SA Union of Students (SAUS), Universities SA (Usaf) and the SA Further Education and Training Students Association (Safetsa) also outlined their Covid-19 readiness and challenges they faced.
Here are five important takeaways from the briefing:
Department of higher education - Diane Parker on saving the academic year and fees
The deputy director-general in the department of higher education, Diane Parker, said if 100% of students returned to campuses by September, the academic year would conclude in April 2021.
Parker said this would be the “worst case scenario” as universities are looking at wrapping up in mid-March.
Parker also added that there is a proposal not to increase tuition and student accommodation fees, as the 2020 academic year will spill over to the 2021 academic year.
She said there had been no final decision about student accommodation.
“We are making a proposal for a national framework which is being discussed with Usaf and the private housing associations to ensure that we can find a way to deal with some of the financial pressure linked to the process.
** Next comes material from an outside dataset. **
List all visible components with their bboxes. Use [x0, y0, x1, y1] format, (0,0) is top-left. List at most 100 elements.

We agree that the fee for the academic year or accommodation should stay the same.”
Aruna Singh - deputy director of TVET Colleges
Staff in engineering studies, business studies and NC (V) levels 2, 3 and 4 reopened on June 8 and students are returning to colleges in a staggered fashion.
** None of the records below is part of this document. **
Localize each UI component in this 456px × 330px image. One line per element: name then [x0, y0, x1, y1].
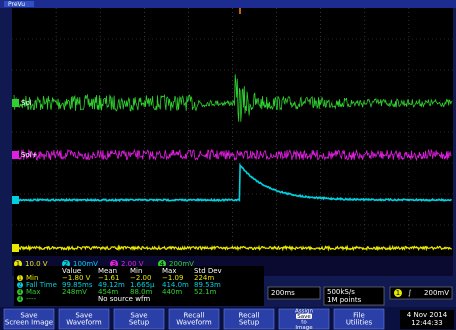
measurement-name: ---- — [26, 295, 37, 303]
trigger-slope: ∫ — [408, 289, 412, 297]
button-label[interactable]: Setup — [129, 319, 150, 327]
top-bar — [0, 0, 456, 8]
prevu-label: PreVu — [8, 1, 25, 8]
trace-label: Sol — [21, 99, 32, 107]
measurement-value: 52.1m — [194, 288, 217, 296]
button-label[interactable]: Screen Image — [5, 319, 53, 327]
button-label[interactable]: Utilities — [346, 319, 373, 327]
measurement-channel: 1 — [18, 276, 21, 282]
button-label[interactable]: Waveform — [66, 319, 102, 327]
measurement-value: 248mV — [62, 288, 87, 296]
scope-screen: PreVu SolSol+ 110.0 V2100mV32.00 V4200mV… — [0, 0, 456, 330]
measurement-value: 440m — [162, 288, 182, 296]
sample-rate: 500kS/s — [327, 288, 355, 296]
time: 12:44:33 — [411, 319, 442, 327]
measurement-value: No source wfm — [98, 295, 150, 303]
trace-marker — [12, 151, 19, 159]
date: 4 Nov 2014 — [407, 311, 448, 319]
trace-marker — [12, 196, 19, 204]
button-label[interactable]: Waveform — [176, 319, 212, 327]
timebase: 200ms — [271, 289, 295, 297]
trigger-channel: 1 — [396, 289, 400, 297]
measurement-channel: 4 — [18, 290, 21, 296]
trace-marker — [12, 99, 19, 107]
measurement-channel: 2 — [18, 283, 21, 289]
trace-label: Sol+ — [21, 151, 38, 159]
button-label[interactable]: Setup — [239, 319, 260, 327]
measurement-channel: 4 — [18, 297, 21, 303]
button-label[interactable]: Image — [295, 325, 313, 330]
trigger-level: 200mV — [424, 289, 449, 297]
scope-display: PreVu SolSol+ 110.0 V2100mV32.00 V4200mV… — [0, 0, 456, 330]
record-length: 1M points — [327, 296, 362, 304]
trace-marker — [12, 244, 19, 252]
- Engineering students returned to campus between June 10 and June 22;
- semester 1 business studies return between June 25 and July 6; and
- NC (V) students return between July 13 and July 27.
Singh said the 2020 academic year would spill over into 2021.
She said most campuses have indicated that they are Covid-19 compliant. The readiness checklist included occupational health protocols and provision of quarantine and self-isolation sites should they be needed by students or staff.
“The national coverage in all categories is 97% or above. About 60% of all colleges have scored 100% in all categories.”
Bheki Mahlobo, DG for Community Education and Training (CET)
Mahlobo said institutions began preparations between May 23 and May 27 by fumigating and cleaning campuses, training staff on understanding and managing Covid-19 and identification of quarantine facilities.
By May 29, centres were not ready and had to intensify programmes to ensure national readiness. Mahlobo said an average of 89.2% of centres were ready to reopen as of mid-June.
Misheck Mugabe - SAUS on lack of consultations by some institutions
Mugabe made presentations based on submissions by SRC leadership from 26 universities. He told the committee that students at three universities, including Central University of Technology and Unisa, have not been consulted by the institutions about the phased reopening of campuses, as outlined by higher education minister Blade Nzimande two weeks ago.
Mugabe said Walter Sisulu University and University of Fort Hare have not started with the phased reopening and have not issued permits to students who need to travel long distances.
He said students from Mangosuthu University of Technology and University of Mpumalanga have not received data, while universities including Unisa, University of Fort Hare and Cape Peninsula University of Technology have not provided students with laptops.
CUT spokesperson Dan Maritz disputed Mugabe's report.
"Management and the SRC have been in constant discussions regarding the phased reopening of the Bloemfontein and Welkom campuses. The last meeting held with SRC was on 8 June 2020 where the SRC represented concerns regarding the revised teaching and learning plan."
Simphiwe Khumalo - TVET Colleges on e-learning challenges
Khumalo said the Covid-19 pandemic worsened inequality between advantaged and disadvantaged students. This as some students have been unable to catch up with lessons because of connectivity issues.
Khumalo said students from the rural areas had difficulty with internet connectivity while students in suburbs or urban areas did not experience these issues.
“E-learning posed unfair discrimination between those who stay in the suburbs with high network reception and those in rural places with low network reception. E-learning can only be effective once the inequalities among the students are addressed.”